Zanu PF has been oiling its formidable electoral machinery since last year while the MDC is playing catch-up. Morgan Tsvangirai has been speaking at public meetings as if he is on the campaign trail.


This is good for morale. But is it sensible? Should the MDC be fighting an election when the playing field is tipped so heavily against them? The difference between 2005 and 2000 is that Zanu PF is now fully prepared to deal with any challenge. Their near defeat four years ago was the product of years of complacency as well as public disillusionment. That disillusionment has, if anything, got worse as the economy spirals down. But the means of coercion have improved immensely as last weekend’s announcement of draconian new powers of arrest and detention illustrate.


We should not for one minute buy the official explanation that those powers, deriving from the Presidential Powers (Temporary Measures) (Amendment of Criminal Procedure and Evidence Act) regulations, will be confined to implementing the so-called anti-corruption drive. They will be, as other new laws such as Aippa and Posa have been, applied to propping up the government’s increasingly threadbare authority. And they will in all probability be used at the same time to settle a few scores.


What the new regulations do is vitiate the fundamental precept of a democratic society that a person is regarded as innocent until proved guilty. And they withdraw the protection of the courts from detained persons who the police claim to have a prima facie case against. In so doing they subvert clearly stated constitutional rights, most notably those contained in Sections 13 and 18.

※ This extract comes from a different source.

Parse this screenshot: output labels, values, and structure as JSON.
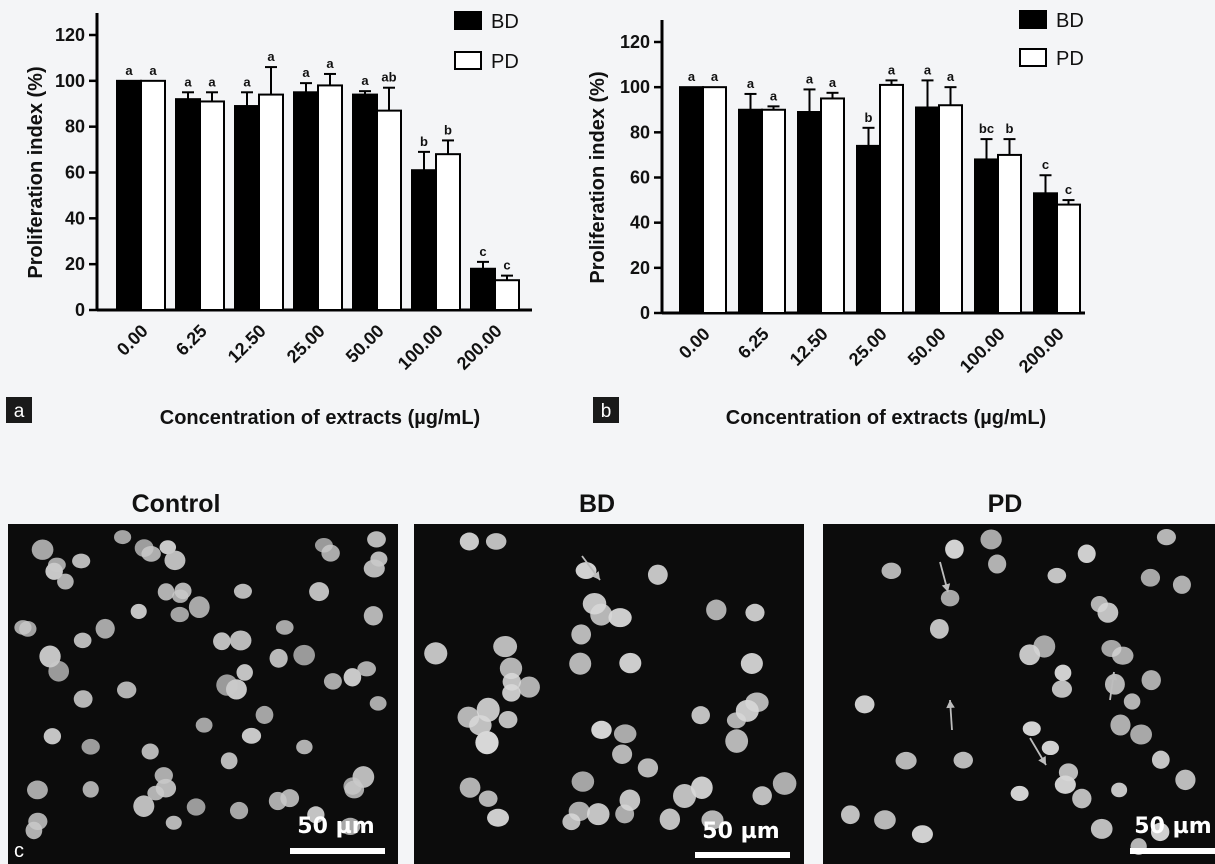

The government press has been suggesting such laws apply elsewhere such as in Botswana and the United States. They most certainly do not, nor do they apply in countries of the region where a Sadc protocol lays down the rights of citizens. They are very simply the sort of laws that held sway under the State of Emergency which Zanu PF found so handy in dealing with its political opponents after 1980.

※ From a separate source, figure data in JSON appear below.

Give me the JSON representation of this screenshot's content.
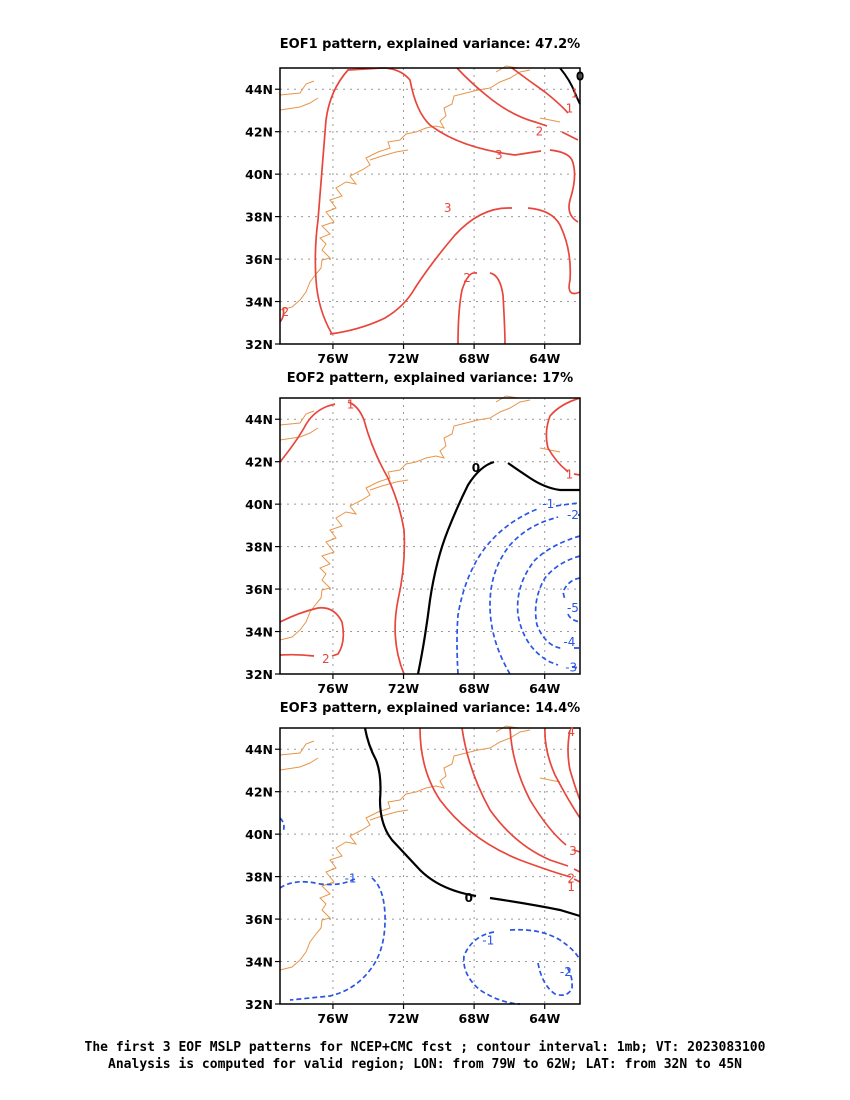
{
  "chart_data": [
    {
      "type": "contour",
      "title": "EOF1 pattern, explained variance: 47.2%",
      "xlim": [
        -79,
        -62
      ],
      "ylim": [
        32,
        45
      ],
      "x_ticks": [
        "76W",
        "72W",
        "68W",
        "64W"
      ],
      "y_ticks": [
        "32N",
        "34N",
        "36N",
        "38N",
        "40N",
        "42N",
        "44N"
      ],
      "contour_labels": [
        {
          "value": "1",
          "lon": -62.3,
          "lat": 43.8,
          "sign": "positive"
        },
        {
          "value": "1",
          "lon": -62.6,
          "lat": 43.1,
          "sign": "positive"
        },
        {
          "value": "2",
          "lon": -64.3,
          "lat": 42.0,
          "sign": "positive"
        },
        {
          "value": "3",
          "lon": -66.6,
          "lat": 40.9,
          "sign": "positive"
        },
        {
          "value": "3",
          "lon": -69.5,
          "lat": 38.4,
          "sign": "positive"
        },
        {
          "value": "2",
          "lon": -78.7,
          "lat": 33.5,
          "sign": "positive"
        },
        {
          "value": "2",
          "lon": -68.4,
          "lat": 35.1,
          "sign": "positive"
        },
        {
          "value": "0",
          "lon": -62.0,
          "lat": 44.6,
          "sign": "zero"
        }
      ]
    },
    {
      "type": "contour",
      "title": "EOF2 pattern, explained variance: 17%",
      "xlim": [
        -79,
        -62
      ],
      "ylim": [
        32,
        45
      ],
      "x_ticks": [
        "76W",
        "72W",
        "68W",
        "64W"
      ],
      "y_ticks": [
        "32N",
        "34N",
        "36N",
        "38N",
        "40N",
        "42N",
        "44N"
      ],
      "contour_labels": [
        {
          "value": "1",
          "lon": -75.0,
          "lat": 44.7,
          "sign": "positive"
        },
        {
          "value": "1",
          "lon": -62.6,
          "lat": 41.4,
          "sign": "positive"
        },
        {
          "value": "2",
          "lon": -76.4,
          "lat": 32.7,
          "sign": "positive"
        },
        {
          "value": "0",
          "lon": -67.9,
          "lat": 41.7,
          "sign": "zero"
        },
        {
          "value": "-1",
          "lon": -63.8,
          "lat": 40.0,
          "sign": "negative"
        },
        {
          "value": "-2",
          "lon": -62.4,
          "lat": 39.5,
          "sign": "negative"
        },
        {
          "value": "-5",
          "lon": -62.4,
          "lat": 35.1,
          "sign": "negative"
        },
        {
          "value": "-4",
          "lon": -62.6,
          "lat": 33.5,
          "sign": "negative"
        },
        {
          "value": "-3",
          "lon": -62.5,
          "lat": 32.3,
          "sign": "negative"
        }
      ]
    },
    {
      "type": "contour",
      "title": "EOF3 pattern, explained variance: 14.4%",
      "xlim": [
        -79,
        -62
      ],
      "ylim": [
        32,
        45
      ],
      "x_ticks": [
        "76W",
        "72W",
        "68W",
        "64W"
      ],
      "y_ticks": [
        "32N",
        "34N",
        "36N",
        "38N",
        "40N",
        "42N",
        "44N"
      ],
      "contour_labels": [
        {
          "value": "4",
          "lon": -62.5,
          "lat": 44.8,
          "sign": "positive"
        },
        {
          "value": "3",
          "lon": -62.4,
          "lat": 39.2,
          "sign": "positive"
        },
        {
          "value": "2",
          "lon": -62.5,
          "lat": 37.9,
          "sign": "positive"
        },
        {
          "value": "1",
          "lon": -62.5,
          "lat": 37.5,
          "sign": "positive"
        },
        {
          "value": "0",
          "lon": -68.3,
          "lat": 37.0,
          "sign": "zero"
        },
        {
          "value": "-1",
          "lon": -75.0,
          "lat": 37.9,
          "sign": "negative"
        },
        {
          "value": "-1",
          "lon": -67.2,
          "lat": 35.0,
          "sign": "negative"
        },
        {
          "value": "-2",
          "lon": -62.8,
          "lat": 33.5,
          "sign": "negative"
        }
      ]
    }
  ],
  "caption_line1": "The first 3 EOF MSLP patterns for NCEP+CMC fcst ; contour interval: 1mb; VT: 2023083100",
  "caption_line2": "Analysis is computed for valid region; LON: from 79W to 62W; LAT: from 32N to 45N",
  "colors": {
    "positive": "#e8463c",
    "negative": "#2a55e6",
    "zero": "#000000",
    "coast": "#e8954a",
    "grid": "#999999"
  }
}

Completely innocent citizens could find themselves locked up on the basis of a spurious tip-off to the police by a political or business rival. Just as seriously, critics of the regime could find themselves detained in circumstances where only perfunctory legal justification needs to be met.


The amendment to the Criminal Procedure and Evidence Act relieves the police of their duty to meet the elementary test of professional policing — to amass evidence before making an arrest. It will be used together with Aippa and Posa to complete the apparatus of the police state Zanu PF is assembling prior to next year’s poll.

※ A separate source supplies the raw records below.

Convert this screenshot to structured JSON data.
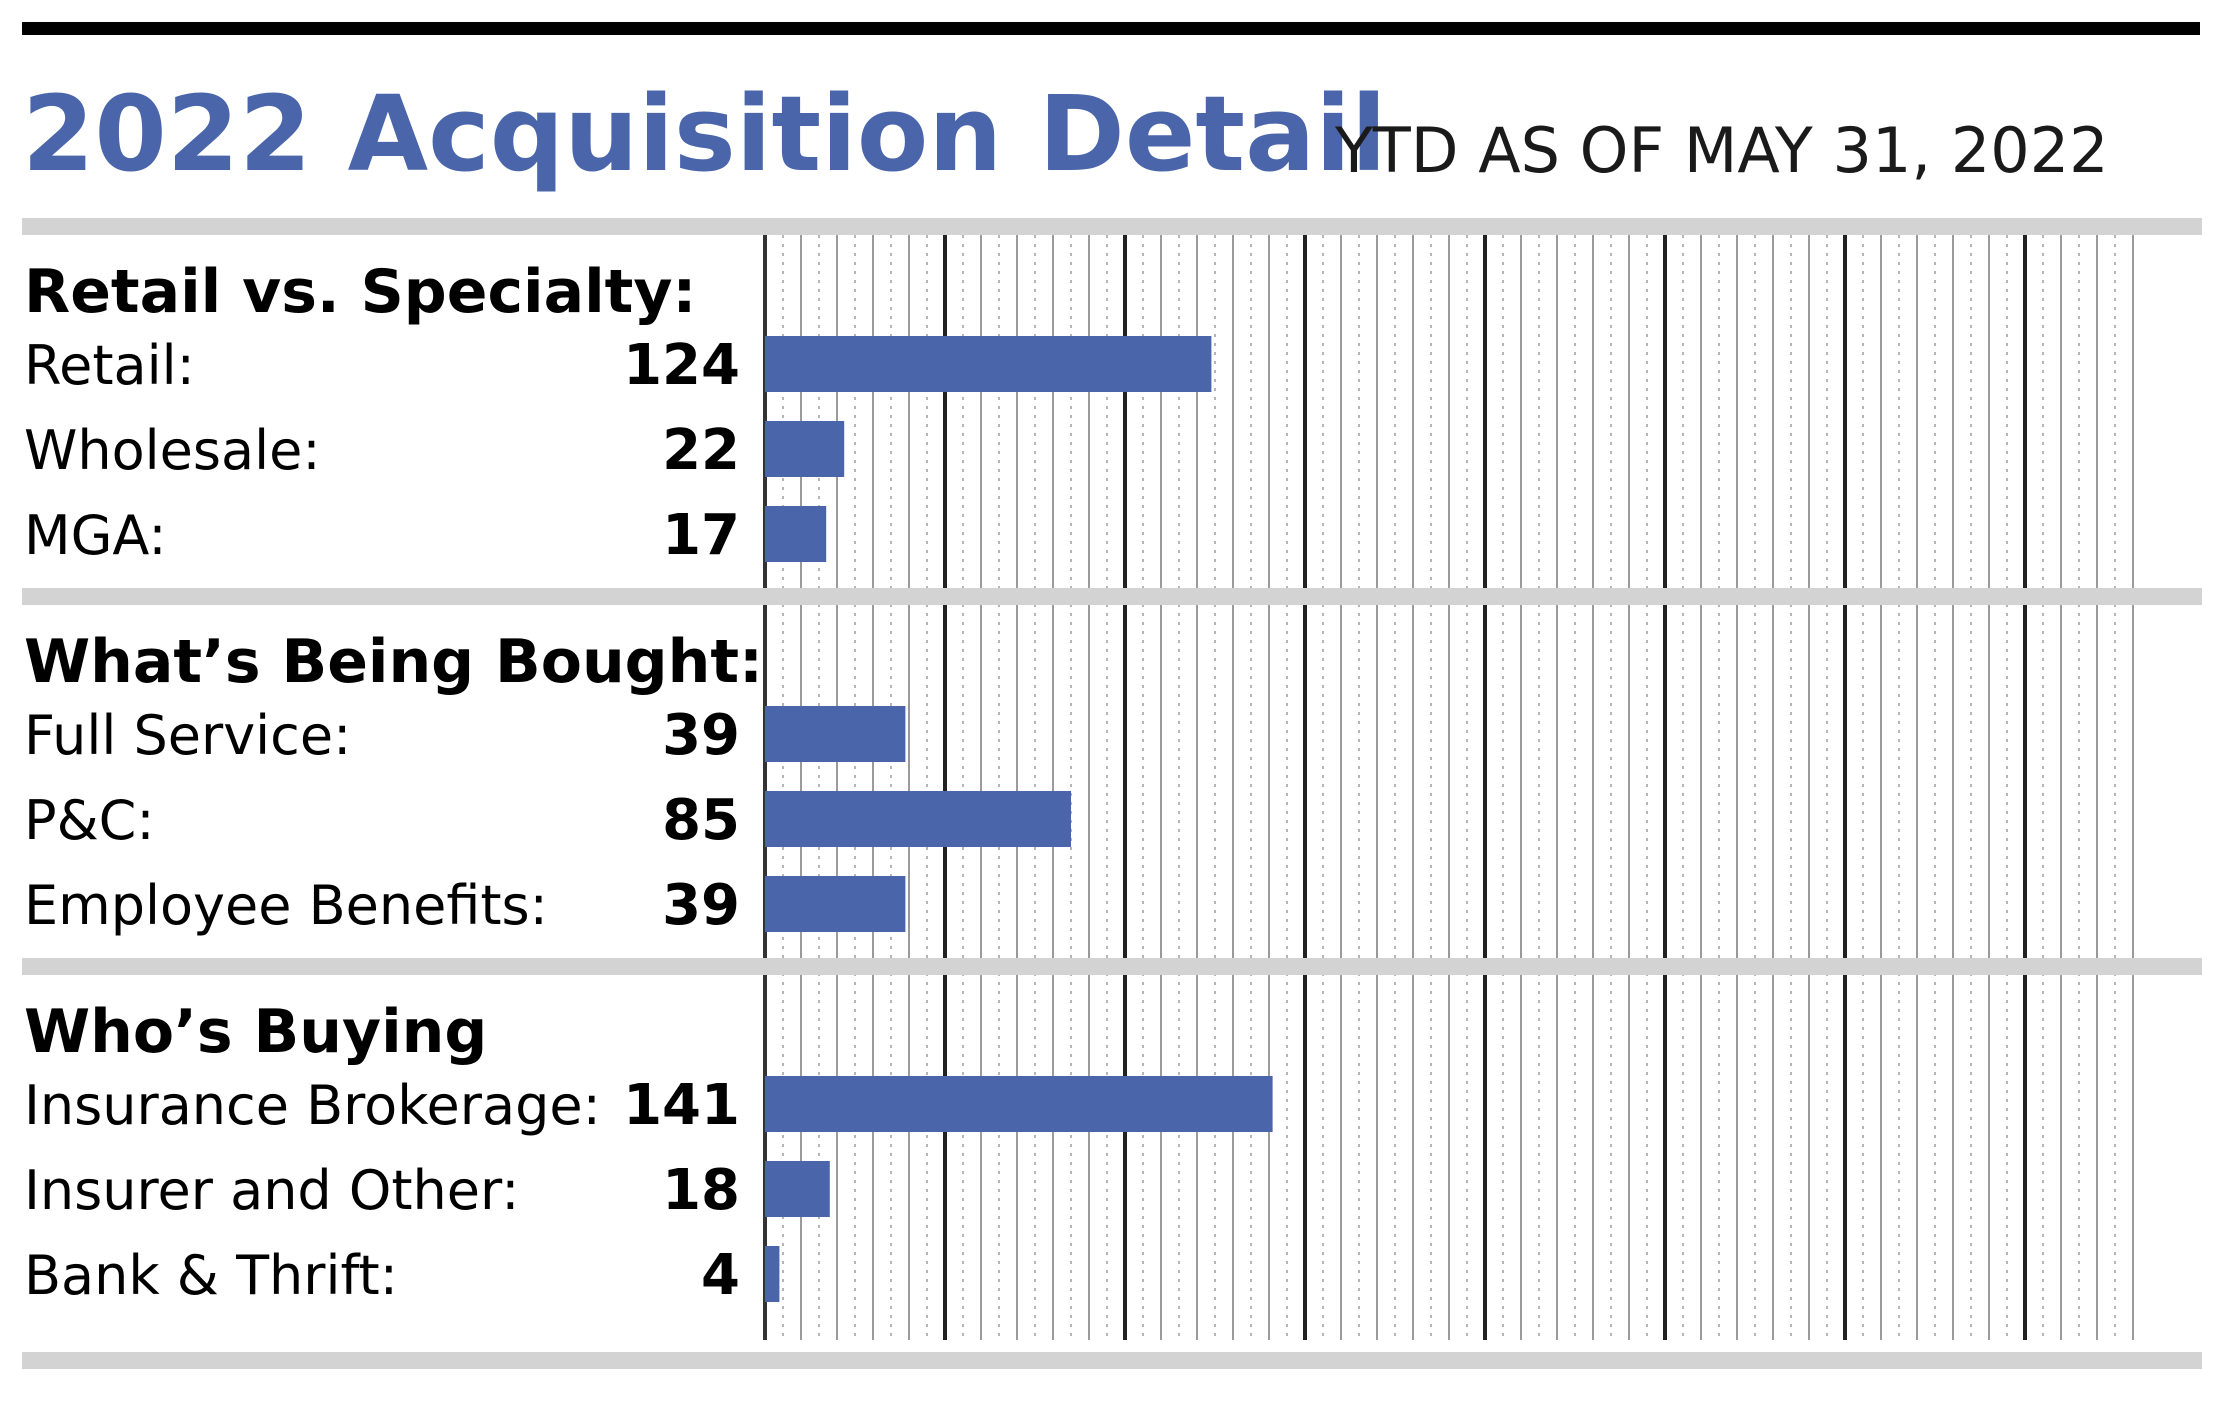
{
  "header": {
    "title": "2022 Acquisition Detail",
    "subtitle": "YTD AS OF MAY 31, 2022"
  },
  "colors": {
    "bar": "#4a65aa",
    "title": "#4a65aa",
    "band": "#d3d3d3",
    "rule": "#000000"
  },
  "chart_data": {
    "type": "bar",
    "orientation": "horizontal",
    "title": "2022 Acquisition Detail",
    "subtitle": "YTD AS OF MAY 31, 2022",
    "xlim": [
      0,
      200
    ],
    "grid": true,
    "groups": [
      {
        "heading": "Retail vs. Specialty:",
        "categories": [
          "Retail:",
          "Wholesale:",
          "MGA:"
        ],
        "values": [
          124,
          22,
          17
        ]
      },
      {
        "heading": "What’s Being Bought:",
        "categories": [
          "Full Service:",
          "P&C:",
          "Employee Benefits:"
        ],
        "values": [
          39,
          85,
          39
        ]
      },
      {
        "heading": "Who’s Buying",
        "categories": [
          "Insurance Brokerage:",
          "Insurer and Other:",
          "Bank & Thrift:"
        ],
        "values": [
          141,
          18,
          4
        ]
      }
    ]
  }
}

Ostensibly the latest measures are designed to assist with investigations into corruption and money laundering. But after 24 years when tackling corruption did not appear to be a government priority, their timing is suspicious. Nor are the public likely to be reassured by the introduction of a government department responsible for the anti-corruption drive. This is not the independent authority that is obviously needed to prevent a partisan and selective approach to exposing the problem.


Zanu PF have evidently decided that the war on corruption will be the central plank in their electoral platform. That will be a popular decision because so many of the country’s ills can be attributed to greed in the private sector while public institutions — at the heart of the national rot — are given less attention.


But in stripping Zimbabweans of their liberties the government is compounding the impression of a regime unwilling to make its case by constitutional means.


Is this the sort of environment in which a free and fair election can be held? This question is linked to others as an election looms. What are the prospects for opposition parties wanting to hold rallies and public meetings? Are voters being allowed access to a variety of views in the public media so they can make an informed choice at the ballot box? Do they have confidence in the office of the Registrar-General and the Electoral Supervisory Commission to ensure independent management of the election?


The MDC should be addressing these issues and explaining why it still feels confident in proceeding with its campaign. Has Zanu PF disbanded its militias or undertaken to renounce violence?


Exactly what has changed since 2000 except a refinement of the methods of co-option and coercion?


Inter-party talks were designed to resolve these issues. But Zanu PF is understandably dragging its heels. Unless and until it agrees to negotiations aimed at levelling the electoral playing field and creating an environment in which free elections can take place the opposition parties should not be lending themselves to such an obvious charade.